March 7, 8: Ha Jin
Famed Chinese-American author to speak as part of visiting writers series
2:35 p.m., Feb. 26, 2013--The University of Delaware community will welcome Ha Jin -- one of the foremost and most respected Chinese-American writers of fiction, poetry and essays -- on Thursday and Friday, March 7 and 8.
The visit, which will include a public lecture on March 7 and readings in both English and Chinese on March 8, is part of a recently developed visiting writers series, titled Transnational Encounters: World-Renowned Authors at the University of Delaware.
Peace Corps plans
The project, made possible through a $50,000 grant from the College of Arts and Sciences’ Interdisciplinary Humanities Research Center, aims to engage the UD community and general public with renowned writers whose works showcase rich cultural diversity. It has previously featured French writer and 2008 Nobel Laureate Jean-Marie Gustave Le Clézio.
Jianguo Chen, associate professor of Chinese Studies and director of the Confucius Institute, coordinated Jin’s visit with the help of the Transnational Encounters, project directed by Richard Zipser, chair of the Department of Foreign Languages and Literatures.
“One of the objectives of the Transnational Encounters project is to provide the campus community as well as the broader community the opportunity to dialogue with world-class authors on issues such as transnationalism, diversity, identity politics and cross-cultural communication,” said Chen. “Ha Jin’s lectures will shed new light on these issues.”
Born in China in 1956, Xuefei Jin (Ha Jin is his pen name) became a member of the People’s Liberation Army at the age of 14. His novel Waiting, which won him the National Book Award in 1999 and the PEN/Faulkner in 2000, was based on his experiences during his five-year service in the Red Army. He was awarded the PEN/Faulkner again in 2005 for War Trash.
In contemporary American literary history only three other authors have won the prestigious PEN/Faulkner prize twice – Philip Roth, John Edgar Wideman and E.L. Doctorow.
Jin’s unusual experiences, Chen said, have provided him a unique perspective to observe contemporary China in its complexity and diversity. “His intimate knowledge of China has informed many of his later works that enable readers to interact with a special kind of humanism.”
Among many of the prestigious awards and honors Jin has received are Fellow of American Academy of Arts and Sciences, Guggenheim Fellowship, Hemingway Foundation/PEN Award, Asian Fellowship, Flannery O'Connor Award for Short Fiction,Townsend Prize for Fiction and Mary Ellen von der Heyden Fellow for Fiction.
Jin earned his master’s degree at Shandong University in China, and in 1986 came to the United States to begin his doctoral work at Brandeis University.
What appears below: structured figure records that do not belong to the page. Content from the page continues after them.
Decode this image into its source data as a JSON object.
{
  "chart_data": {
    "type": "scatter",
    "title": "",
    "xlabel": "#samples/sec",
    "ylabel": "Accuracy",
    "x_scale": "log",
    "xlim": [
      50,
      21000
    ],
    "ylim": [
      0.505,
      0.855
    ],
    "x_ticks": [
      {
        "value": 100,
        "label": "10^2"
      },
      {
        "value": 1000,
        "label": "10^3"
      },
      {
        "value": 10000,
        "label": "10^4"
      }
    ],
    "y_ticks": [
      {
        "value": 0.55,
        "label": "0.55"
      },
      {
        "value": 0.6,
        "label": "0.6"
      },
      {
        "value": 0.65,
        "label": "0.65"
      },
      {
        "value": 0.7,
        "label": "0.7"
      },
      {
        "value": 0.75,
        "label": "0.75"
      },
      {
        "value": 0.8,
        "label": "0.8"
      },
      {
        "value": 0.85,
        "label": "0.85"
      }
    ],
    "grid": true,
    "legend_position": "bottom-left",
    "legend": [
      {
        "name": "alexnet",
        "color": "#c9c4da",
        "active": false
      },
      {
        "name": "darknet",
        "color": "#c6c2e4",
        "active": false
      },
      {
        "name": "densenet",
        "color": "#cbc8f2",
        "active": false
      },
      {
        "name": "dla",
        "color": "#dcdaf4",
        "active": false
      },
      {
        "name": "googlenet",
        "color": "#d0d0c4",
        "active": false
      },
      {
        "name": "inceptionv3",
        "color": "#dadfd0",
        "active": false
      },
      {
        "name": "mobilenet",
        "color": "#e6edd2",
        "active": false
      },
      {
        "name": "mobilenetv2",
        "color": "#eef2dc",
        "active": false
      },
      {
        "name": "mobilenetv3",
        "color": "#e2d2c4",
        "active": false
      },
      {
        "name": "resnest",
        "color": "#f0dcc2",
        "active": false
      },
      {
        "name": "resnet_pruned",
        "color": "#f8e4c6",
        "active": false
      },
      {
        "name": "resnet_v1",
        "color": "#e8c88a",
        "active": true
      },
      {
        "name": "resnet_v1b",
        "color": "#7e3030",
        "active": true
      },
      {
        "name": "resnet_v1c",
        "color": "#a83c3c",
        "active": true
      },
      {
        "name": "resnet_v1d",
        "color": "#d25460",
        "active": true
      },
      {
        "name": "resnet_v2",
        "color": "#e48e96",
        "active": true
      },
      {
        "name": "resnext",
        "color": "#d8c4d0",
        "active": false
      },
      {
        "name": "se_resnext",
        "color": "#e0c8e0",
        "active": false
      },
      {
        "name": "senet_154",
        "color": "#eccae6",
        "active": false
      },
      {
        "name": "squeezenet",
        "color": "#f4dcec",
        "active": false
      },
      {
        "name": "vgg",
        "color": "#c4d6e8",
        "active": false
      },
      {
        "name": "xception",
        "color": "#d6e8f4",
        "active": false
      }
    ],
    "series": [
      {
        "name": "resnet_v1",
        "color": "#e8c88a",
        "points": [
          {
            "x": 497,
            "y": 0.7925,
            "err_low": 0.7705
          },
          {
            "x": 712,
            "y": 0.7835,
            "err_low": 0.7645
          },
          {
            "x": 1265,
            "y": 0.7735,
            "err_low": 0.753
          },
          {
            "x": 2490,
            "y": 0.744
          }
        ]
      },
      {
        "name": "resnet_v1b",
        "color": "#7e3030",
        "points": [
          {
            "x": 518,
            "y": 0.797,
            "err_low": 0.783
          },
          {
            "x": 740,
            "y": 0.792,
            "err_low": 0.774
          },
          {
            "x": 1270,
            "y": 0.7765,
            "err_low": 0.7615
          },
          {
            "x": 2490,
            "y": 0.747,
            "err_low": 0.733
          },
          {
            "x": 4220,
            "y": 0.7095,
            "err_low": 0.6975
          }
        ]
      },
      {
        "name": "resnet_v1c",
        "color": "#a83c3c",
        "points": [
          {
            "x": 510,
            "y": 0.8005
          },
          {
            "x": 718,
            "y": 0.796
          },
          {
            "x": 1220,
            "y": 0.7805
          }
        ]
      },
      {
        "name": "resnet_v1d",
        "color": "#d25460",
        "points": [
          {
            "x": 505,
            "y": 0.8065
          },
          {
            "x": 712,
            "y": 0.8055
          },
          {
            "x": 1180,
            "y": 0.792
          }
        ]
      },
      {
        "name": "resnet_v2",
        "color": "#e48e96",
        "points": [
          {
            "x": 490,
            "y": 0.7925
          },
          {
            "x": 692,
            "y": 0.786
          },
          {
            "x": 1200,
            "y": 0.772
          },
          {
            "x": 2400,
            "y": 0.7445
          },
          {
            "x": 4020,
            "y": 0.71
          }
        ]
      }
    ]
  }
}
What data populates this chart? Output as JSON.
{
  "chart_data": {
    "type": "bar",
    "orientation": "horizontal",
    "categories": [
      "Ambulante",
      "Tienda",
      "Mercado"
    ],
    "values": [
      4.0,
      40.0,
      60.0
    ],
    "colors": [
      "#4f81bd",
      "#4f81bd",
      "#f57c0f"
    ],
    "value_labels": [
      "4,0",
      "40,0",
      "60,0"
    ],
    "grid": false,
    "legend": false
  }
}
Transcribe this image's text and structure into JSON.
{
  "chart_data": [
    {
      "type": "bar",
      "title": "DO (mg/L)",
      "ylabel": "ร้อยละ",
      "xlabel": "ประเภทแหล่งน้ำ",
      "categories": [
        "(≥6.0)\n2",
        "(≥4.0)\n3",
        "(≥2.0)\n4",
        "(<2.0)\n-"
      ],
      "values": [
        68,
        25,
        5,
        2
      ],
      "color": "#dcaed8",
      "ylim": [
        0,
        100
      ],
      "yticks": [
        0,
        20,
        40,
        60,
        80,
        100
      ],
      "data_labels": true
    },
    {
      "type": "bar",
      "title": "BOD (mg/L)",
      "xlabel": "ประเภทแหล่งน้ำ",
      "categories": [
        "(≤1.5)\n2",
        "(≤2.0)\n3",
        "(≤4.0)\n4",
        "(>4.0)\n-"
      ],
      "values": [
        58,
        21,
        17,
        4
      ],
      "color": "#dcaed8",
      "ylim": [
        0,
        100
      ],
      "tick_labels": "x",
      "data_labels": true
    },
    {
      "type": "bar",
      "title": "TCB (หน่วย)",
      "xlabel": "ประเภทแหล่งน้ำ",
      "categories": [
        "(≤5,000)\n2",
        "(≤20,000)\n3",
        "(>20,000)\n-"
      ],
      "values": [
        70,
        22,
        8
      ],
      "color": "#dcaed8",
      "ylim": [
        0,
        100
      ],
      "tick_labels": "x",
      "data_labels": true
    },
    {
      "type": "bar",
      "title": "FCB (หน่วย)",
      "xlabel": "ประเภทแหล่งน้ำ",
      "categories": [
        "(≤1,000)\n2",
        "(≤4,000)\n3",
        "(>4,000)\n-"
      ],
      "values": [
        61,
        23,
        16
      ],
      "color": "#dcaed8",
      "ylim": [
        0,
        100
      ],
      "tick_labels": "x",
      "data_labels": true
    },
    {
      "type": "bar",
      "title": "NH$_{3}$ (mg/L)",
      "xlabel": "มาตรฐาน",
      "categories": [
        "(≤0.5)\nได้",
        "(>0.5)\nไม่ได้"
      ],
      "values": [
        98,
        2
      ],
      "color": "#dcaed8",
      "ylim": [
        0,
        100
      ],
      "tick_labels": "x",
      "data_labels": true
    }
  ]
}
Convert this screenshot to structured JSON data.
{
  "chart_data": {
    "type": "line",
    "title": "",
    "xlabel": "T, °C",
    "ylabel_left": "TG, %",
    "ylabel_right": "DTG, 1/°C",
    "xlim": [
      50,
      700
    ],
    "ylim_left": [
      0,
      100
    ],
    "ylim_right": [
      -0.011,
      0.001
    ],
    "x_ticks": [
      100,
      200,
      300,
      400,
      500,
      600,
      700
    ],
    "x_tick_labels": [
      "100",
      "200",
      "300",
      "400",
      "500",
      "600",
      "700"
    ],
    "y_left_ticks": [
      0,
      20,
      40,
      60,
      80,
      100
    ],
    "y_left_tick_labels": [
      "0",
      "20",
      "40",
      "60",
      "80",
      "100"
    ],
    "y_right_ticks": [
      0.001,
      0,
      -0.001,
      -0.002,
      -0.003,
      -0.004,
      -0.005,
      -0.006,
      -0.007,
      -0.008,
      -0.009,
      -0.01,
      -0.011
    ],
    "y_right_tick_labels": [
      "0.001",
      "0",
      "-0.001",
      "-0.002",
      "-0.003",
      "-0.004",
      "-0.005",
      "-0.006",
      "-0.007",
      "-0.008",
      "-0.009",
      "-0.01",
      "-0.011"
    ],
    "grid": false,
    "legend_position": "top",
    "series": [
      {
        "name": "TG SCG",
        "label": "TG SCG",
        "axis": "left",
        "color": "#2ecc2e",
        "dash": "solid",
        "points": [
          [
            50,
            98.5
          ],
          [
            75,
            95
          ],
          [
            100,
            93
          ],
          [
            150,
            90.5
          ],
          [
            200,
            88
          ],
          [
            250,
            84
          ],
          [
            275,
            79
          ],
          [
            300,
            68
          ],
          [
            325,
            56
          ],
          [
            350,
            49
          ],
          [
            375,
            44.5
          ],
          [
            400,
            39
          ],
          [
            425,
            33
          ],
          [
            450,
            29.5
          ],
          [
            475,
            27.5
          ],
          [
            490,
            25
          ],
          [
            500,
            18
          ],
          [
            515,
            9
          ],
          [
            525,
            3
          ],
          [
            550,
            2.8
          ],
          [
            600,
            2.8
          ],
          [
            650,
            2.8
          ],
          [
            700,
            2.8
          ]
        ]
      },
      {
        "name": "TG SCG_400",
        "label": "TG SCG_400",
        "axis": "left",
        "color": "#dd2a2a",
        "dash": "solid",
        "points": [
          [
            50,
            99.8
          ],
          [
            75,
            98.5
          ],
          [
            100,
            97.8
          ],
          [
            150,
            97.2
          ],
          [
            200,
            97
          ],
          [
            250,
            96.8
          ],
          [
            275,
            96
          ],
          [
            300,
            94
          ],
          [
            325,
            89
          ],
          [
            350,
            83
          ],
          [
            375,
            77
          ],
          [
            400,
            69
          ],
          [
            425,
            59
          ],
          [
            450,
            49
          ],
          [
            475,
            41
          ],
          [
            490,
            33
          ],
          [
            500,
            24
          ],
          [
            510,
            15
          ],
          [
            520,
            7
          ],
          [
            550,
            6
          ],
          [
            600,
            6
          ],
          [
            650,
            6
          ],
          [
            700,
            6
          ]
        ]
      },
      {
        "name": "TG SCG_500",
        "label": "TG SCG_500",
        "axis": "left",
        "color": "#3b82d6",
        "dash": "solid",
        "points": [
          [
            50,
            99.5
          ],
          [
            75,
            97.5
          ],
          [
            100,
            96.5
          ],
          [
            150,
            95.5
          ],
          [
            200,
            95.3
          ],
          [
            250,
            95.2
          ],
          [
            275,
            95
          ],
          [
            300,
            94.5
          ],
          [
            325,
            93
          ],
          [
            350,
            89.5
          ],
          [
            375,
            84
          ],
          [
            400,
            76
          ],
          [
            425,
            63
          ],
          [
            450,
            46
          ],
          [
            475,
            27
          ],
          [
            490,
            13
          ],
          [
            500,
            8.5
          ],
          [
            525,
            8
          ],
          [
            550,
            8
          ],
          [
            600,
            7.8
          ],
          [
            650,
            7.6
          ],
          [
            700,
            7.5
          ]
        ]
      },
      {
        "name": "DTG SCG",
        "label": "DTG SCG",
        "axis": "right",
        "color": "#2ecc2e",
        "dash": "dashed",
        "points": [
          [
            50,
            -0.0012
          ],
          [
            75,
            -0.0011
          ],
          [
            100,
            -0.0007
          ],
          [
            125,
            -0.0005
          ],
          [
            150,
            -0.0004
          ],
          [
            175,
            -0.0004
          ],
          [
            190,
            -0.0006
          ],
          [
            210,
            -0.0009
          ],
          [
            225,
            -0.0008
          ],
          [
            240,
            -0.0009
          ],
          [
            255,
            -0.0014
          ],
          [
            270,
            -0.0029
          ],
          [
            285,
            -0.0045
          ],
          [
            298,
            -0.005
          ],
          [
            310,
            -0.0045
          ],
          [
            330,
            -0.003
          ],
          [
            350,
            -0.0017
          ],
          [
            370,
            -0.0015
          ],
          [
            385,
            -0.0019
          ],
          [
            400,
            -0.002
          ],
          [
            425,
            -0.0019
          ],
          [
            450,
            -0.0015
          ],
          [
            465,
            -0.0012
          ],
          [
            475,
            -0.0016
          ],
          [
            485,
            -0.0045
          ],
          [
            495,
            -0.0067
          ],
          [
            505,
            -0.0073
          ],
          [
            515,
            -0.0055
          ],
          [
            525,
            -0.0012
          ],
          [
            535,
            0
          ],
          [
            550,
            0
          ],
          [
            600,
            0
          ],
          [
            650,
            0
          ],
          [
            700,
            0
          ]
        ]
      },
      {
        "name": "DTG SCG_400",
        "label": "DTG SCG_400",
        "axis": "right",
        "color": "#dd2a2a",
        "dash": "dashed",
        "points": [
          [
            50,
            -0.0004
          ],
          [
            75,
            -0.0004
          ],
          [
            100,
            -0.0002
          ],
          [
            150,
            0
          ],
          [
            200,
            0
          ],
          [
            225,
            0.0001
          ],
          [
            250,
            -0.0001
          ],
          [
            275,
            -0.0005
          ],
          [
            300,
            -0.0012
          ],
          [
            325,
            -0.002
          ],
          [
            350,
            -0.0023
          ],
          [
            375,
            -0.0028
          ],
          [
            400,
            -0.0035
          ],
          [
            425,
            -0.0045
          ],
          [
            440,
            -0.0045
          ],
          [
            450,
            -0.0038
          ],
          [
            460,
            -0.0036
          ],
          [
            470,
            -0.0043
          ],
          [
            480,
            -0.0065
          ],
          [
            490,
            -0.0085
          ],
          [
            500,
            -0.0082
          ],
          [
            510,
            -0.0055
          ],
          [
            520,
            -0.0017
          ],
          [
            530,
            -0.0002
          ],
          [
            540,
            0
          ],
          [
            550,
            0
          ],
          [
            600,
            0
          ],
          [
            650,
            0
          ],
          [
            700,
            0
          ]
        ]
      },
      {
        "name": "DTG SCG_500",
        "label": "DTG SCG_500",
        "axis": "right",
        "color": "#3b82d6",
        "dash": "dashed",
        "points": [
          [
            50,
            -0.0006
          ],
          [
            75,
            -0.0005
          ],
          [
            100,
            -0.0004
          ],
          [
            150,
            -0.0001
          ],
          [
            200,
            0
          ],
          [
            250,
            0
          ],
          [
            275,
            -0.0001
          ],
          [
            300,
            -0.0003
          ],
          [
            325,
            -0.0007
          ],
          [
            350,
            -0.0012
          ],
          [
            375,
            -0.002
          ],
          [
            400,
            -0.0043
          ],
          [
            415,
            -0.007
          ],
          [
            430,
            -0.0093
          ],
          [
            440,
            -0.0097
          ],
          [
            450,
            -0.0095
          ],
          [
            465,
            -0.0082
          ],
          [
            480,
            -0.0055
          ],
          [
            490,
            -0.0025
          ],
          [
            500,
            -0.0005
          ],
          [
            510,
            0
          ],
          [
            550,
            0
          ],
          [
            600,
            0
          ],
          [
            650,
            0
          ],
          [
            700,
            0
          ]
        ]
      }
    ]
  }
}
He was accepted into Boston University’s Creative Writing Program in 1991 and completed his studies in 1994. He now works at the university as a full professor.
Though a native of China, Jin has done his writing in English.
In the judges’ citation for the National Book Award, he was recognized for “profoundly understand[ing] the conflict between the individual and society, between the timeless universality of the human heart and constantly shifting politics of the moment” and his vivid depiction of “the complexities and subtleties of a world and a people we desperately need to know.”
Jin will deliver a keynote address in English in Clayton Hall on Thursday, March 7, at 5 p.m.
He will also be on campus Friday, March 8, and will conduct readings of his works in English (10:30 a.m.) and Chinese (2 p.m.) in the Trabant University Center Theatre.
All readings and talks are free and open to the public.
The events have been organized and hosted by the Department of Foreign Languages and Literatures and the Confucius Institute, with additional sponsorship from the Center for Global and Area Studies, the Institute for Global Studies and the English Language Institute.